Notre première ambition est surtout de nous faire connaître au niveau national pour attirer des visiteurs de toute la France qui viennent découvrir La Rochelle et notre café-cantine. À plus long terme, nous aimerions ouvrir d’autres établissements, peut-être pas d’autres June, mais toujours des lieux chaleureux, accueillants et bienveillants.
L’identité de June reflète la mienne : multiculturelle, en mouvement, toujours ouverte aux nouvelles influences. L’intégration de nouveautés se fera donc naturellement, sans jamais perdre de vue nos valeurs. Peu importe où nous serons, nous garderons toujours une priorité : travailler avec des produits locaux et de saison.
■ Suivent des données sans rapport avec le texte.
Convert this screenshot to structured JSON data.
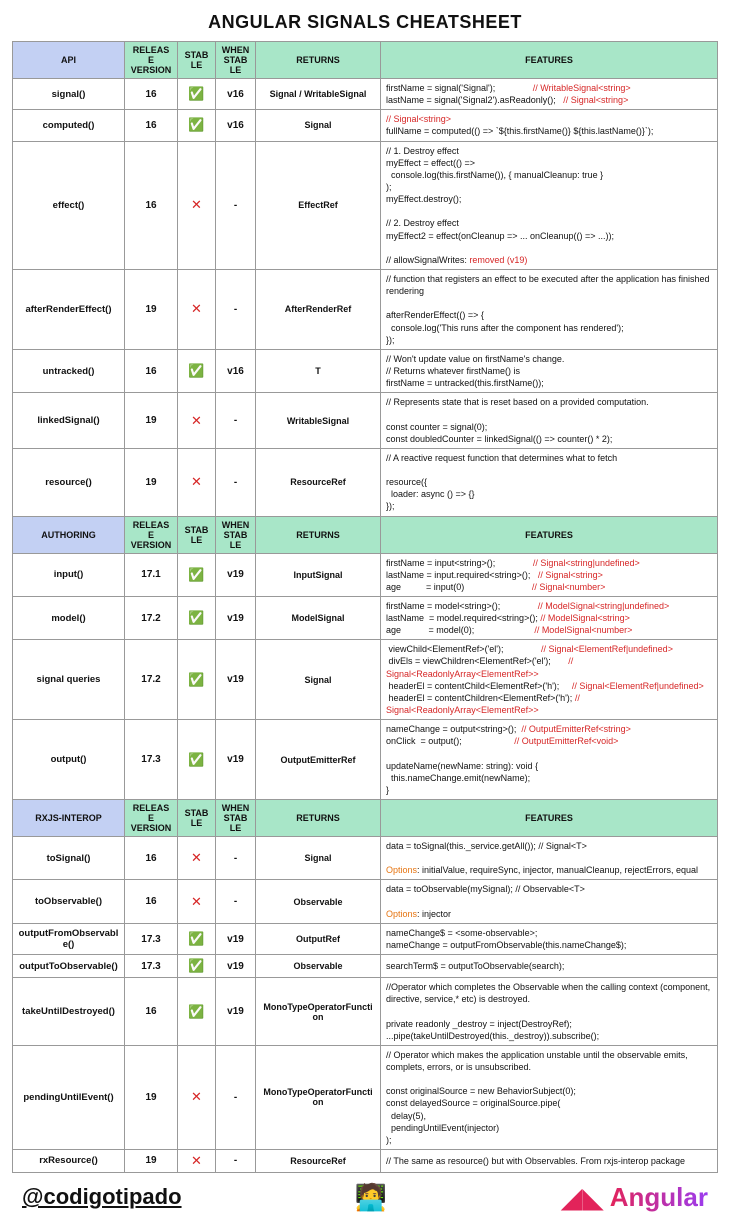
{
  "title": "ANGULAR SIGNALS CHEATSHEET",
  "icons": {
    "check": "✅",
    "cross": "✕"
  },
  "headers": {
    "release": "RELEASE VERSION",
    "stable": "STABLE",
    "when": "WHEN STABLE",
    "returns": "RETURNS",
    "features": "FEATURES"
  },
  "sections": [
    {
      "name": "API",
      "rows": [
        {
          "api": "signal()",
          "release": "16",
          "stable": true,
          "when": "v16",
          "returns": "Signal / WritableSignal",
          "features": [
            {
              "t": "firstName = signal('Signal');               "
            },
            {
              "t": "// WritableSignal<string>",
              "cls": "red"
            },
            {
              "t": "\nlastName = signal('Signal2').asReadonly();   "
            },
            {
              "t": "// Signal<string>",
              "cls": "red"
            }
          ]
        },
        {
          "api": "computed()",
          "release": "16",
          "stable": true,
          "when": "v16",
          "returns": "Signal",
          "features": [
            {
              "t": "// Signal<string>\n",
              "cls": "red"
            },
            {
              "t": "fullName = computed(() => `${this.firstName()} ${this.lastName()}`);"
            }
          ]
        },
        {
          "api": "effect()",
          "release": "16",
          "stable": false,
          "when": "-",
          "returns": "EffectRef",
          "features": [
            {
              "t": "// 1. Destroy effect\nmyEffect = effect(() =>\n  console.log(this.firstName()), { manualCleanup: true }\n);\nmyEffect.destroy();\n\n// 2. Destroy effect\nmyEffect2 = effect(onCleanup => ... onCleanup(() => ...));\n\n// allowSignalWrites: "
            },
            {
              "t": "removed (v19)",
              "cls": "red"
            }
          ]
        },
        {
          "api": "afterRenderEffect()",
          "release": "19",
          "stable": false,
          "when": "-",
          "returns": "AfterRenderRef",
          "features": [
            {
              "t": "// function that registers an effect to be executed after the application has finished rendering\n\nafterRenderEffect(() => {\n  console.log('This runs after the component has rendered');\n});"
            }
          ]
        },
        {
          "api": "untracked()",
          "release": "16",
          "stable": true,
          "when": "v16",
          "returns": "T",
          "features": [
            {
              "t": "// Won't update value on firstName's change.\n// Returns whatever firstName() is\nfirstName = untracked(this.firstName());"
            }
          ]
        },
        {
          "api": "linkedSignal()",
          "release": "19",
          "stable": false,
          "when": "-",
          "returns": "WritableSignal",
          "features": [
            {
              "t": "// Represents state that is reset based on a provided computation.\n\nconst counter = signal(0);\nconst doubledCounter = linkedSignal(() => counter() * 2);"
            }
          ]
        },
        {
          "api": "resource()",
          "release": "19",
          "stable": false,
          "when": "-",
          "returns": "ResourceRef",
          "features": [
            {
              "t": "// A reactive request function that determines what to fetch\n\nresource({\n  loader: async () => {}\n});"
            }
          ]
        }
      ]
    },
    {
      "name": "AUTHORING",
      "rows": [
        {
          "api": "input()",
          "release": "17.1",
          "stable": true,
          "when": "v19",
          "returns": "InputSignal",
          "features": [
            {
              "t": "firstName = input<string>();               "
            },
            {
              "t": "// Signal<string|undefined>",
              "cls": "red"
            },
            {
              "t": "\nlastName = input.required<string>();   "
            },
            {
              "t": "// Signal<string>",
              "cls": "red"
            },
            {
              "t": "\nage          = input(0)                           "
            },
            {
              "t": "// Signal<number>",
              "cls": "red"
            }
          ]
        },
        {
          "api": "model()",
          "release": "17.2",
          "stable": true,
          "when": "v19",
          "returns": "ModelSignal",
          "features": [
            {
              "t": "firstName = model<string>();               "
            },
            {
              "t": "// ModelSignal<string|undefined>",
              "cls": "red"
            },
            {
              "t": "\nlastName  = model.required<string>(); "
            },
            {
              "t": "// ModelSignal<string>",
              "cls": "red"
            },
            {
              "t": "\nage           = model(0);                        "
            },
            {
              "t": "// ModelSignal<number>",
              "cls": "red"
            }
          ]
        },
        {
          "api": "signal queries",
          "release": "17.2",
          "stable": true,
          "when": "v19",
          "returns": "Signal",
          "features": [
            {
              "t": " viewChild<ElementRef>('el');               "
            },
            {
              "t": "// Signal<ElementRef|undefined>",
              "cls": "red"
            },
            {
              "t": "\n divEls = viewChildren<ElementRef>('el');       "
            },
            {
              "t": "// Signal<ReadonlyArray<ElementRef>>",
              "cls": "red"
            },
            {
              "t": "\n headerEl = contentChild<ElementRef>('h');     "
            },
            {
              "t": "// Signal<ElementRef|undefined>",
              "cls": "red"
            },
            {
              "t": "\n headerEl = contentChildren<ElementRef>('h'); "
            },
            {
              "t": "// Signal<ReadonlyArray<ElementRef>>",
              "cls": "red"
            }
          ]
        },
        {
          "api": "output()",
          "release": "17.3",
          "stable": true,
          "when": "v19",
          "returns": "OutputEmitterRef",
          "features": [
            {
              "t": "nameChange = output<string>();  "
            },
            {
              "t": "// OutputEmitterRef<string>",
              "cls": "red"
            },
            {
              "t": "\nonClick  = output();                     "
            },
            {
              "t": "// OutputEmitterRef<void>",
              "cls": "red"
            },
            {
              "t": "\n\nupdateName(newName: string): void {\n  this.nameChange.emit(newName);\n}"
            }
          ]
        }
      ]
    },
    {
      "name": "RXJS-INTEROP",
      "rows": [
        {
          "api": "toSignal()",
          "release": "16",
          "stable": false,
          "when": "-",
          "returns": "Signal",
          "features": [
            {
              "t": "data = toSignal(this._service.getAll()); // Signal<T>\n\n"
            },
            {
              "t": "Options",
              "cls": "orange"
            },
            {
              "t": ": initialValue, requireSync, injector, manualCleanup, rejectErrors, equal"
            }
          ]
        },
        {
          "api": "toObservable()",
          "release": "16",
          "stable": false,
          "when": "-",
          "returns": "Observable",
          "features": [
            {
              "t": "data = toObservable(mySignal); // Observable<T>\n\n"
            },
            {
              "t": "Options",
              "cls": "orange"
            },
            {
              "t": ": injector"
            }
          ]
        },
        {
          "api": "outputFromObservable()",
          "release": "17.3",
          "stable": true,
          "when": "v19",
          "returns": "OutputRef",
          "features": [
            {
              "t": "nameChange$ = <some-observable>;\nnameChange = outputFromObservable(this.nameChange$);"
            }
          ]
        },
        {
          "api": "outputToObservable()",
          "release": "17.3",
          "stable": true,
          "when": "v19",
          "returns": "Observable",
          "features": [
            {
              "t": "searchTerm$ = outputToObservable(search);"
            }
          ]
        },
        {
          "api": "takeUntilDestroyed()",
          "release": "16",
          "stable": true,
          "when": "v19",
          "returns": "MonoTypeOperatorFunction",
          "features": [
            {
              "t": "//Operator which completes the Observable when the calling context (component, directive, service,* etc) is destroyed.\n\nprivate readonly _destroy = inject(DestroyRef);\n...pipe(takeUntilDestroyed(this._destroy)).subscribe();"
            }
          ]
        },
        {
          "api": "pendingUntilEvent()",
          "release": "19",
          "stable": false,
          "when": "-",
          "returns": "MonoTypeOperatorFunction",
          "features": [
            {
              "t": "// Operator which makes the application unstable until the observable emits, complets, errors, or is unsubscribed.\n\nconst originalSource = new BehaviorSubject(0);\nconst delayedSource = originalSource.pipe(\n  delay(5),\n  pendingUntilEvent(injector)\n);"
            }
          ]
        },
        {
          "api": "rxResource()",
          "release": "19",
          "stable": false,
          "when": "-",
          "returns": "ResourceRef",
          "features": [
            {
              "t": "// The same as resource() but with Observables. From rxjs-interop package"
            }
          ]
        }
      ]
    }
  ],
  "footer": {
    "handle": "@codigotipado",
    "angular": "Angular"
  }
}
Vous proposez un brunch audacieux avec des plats originaux. Comment parvenez-vous à raconter une histoire à travers vos créations culinaires et quelles émotions cherchez-vous à évoquer chez vos convives ?
À travers nos plats, nous racontons toujours la même histoire : celle du goût, du partage et du métissage. Notre brunch mélange les cultures, réinterprète les classiques et intègre des saveurs parfois méconnues ici. Cette approche est nourrie par ma passion pour les cuisines du monde, mon admiration pour des chefs comme Marine Gora, Manon Fleury ou Ottolenghi, mais aussi par mes voyages et mon propre parcours.
J’aime l’idée que nos clients puissent, le temps d’un plat, ressentir ce que j’ai vécu en brunchant à Montréal, en dégustant de la friture en Caroline du Sud ou en retrouvant les saveurs de mon enfance à Abidjan.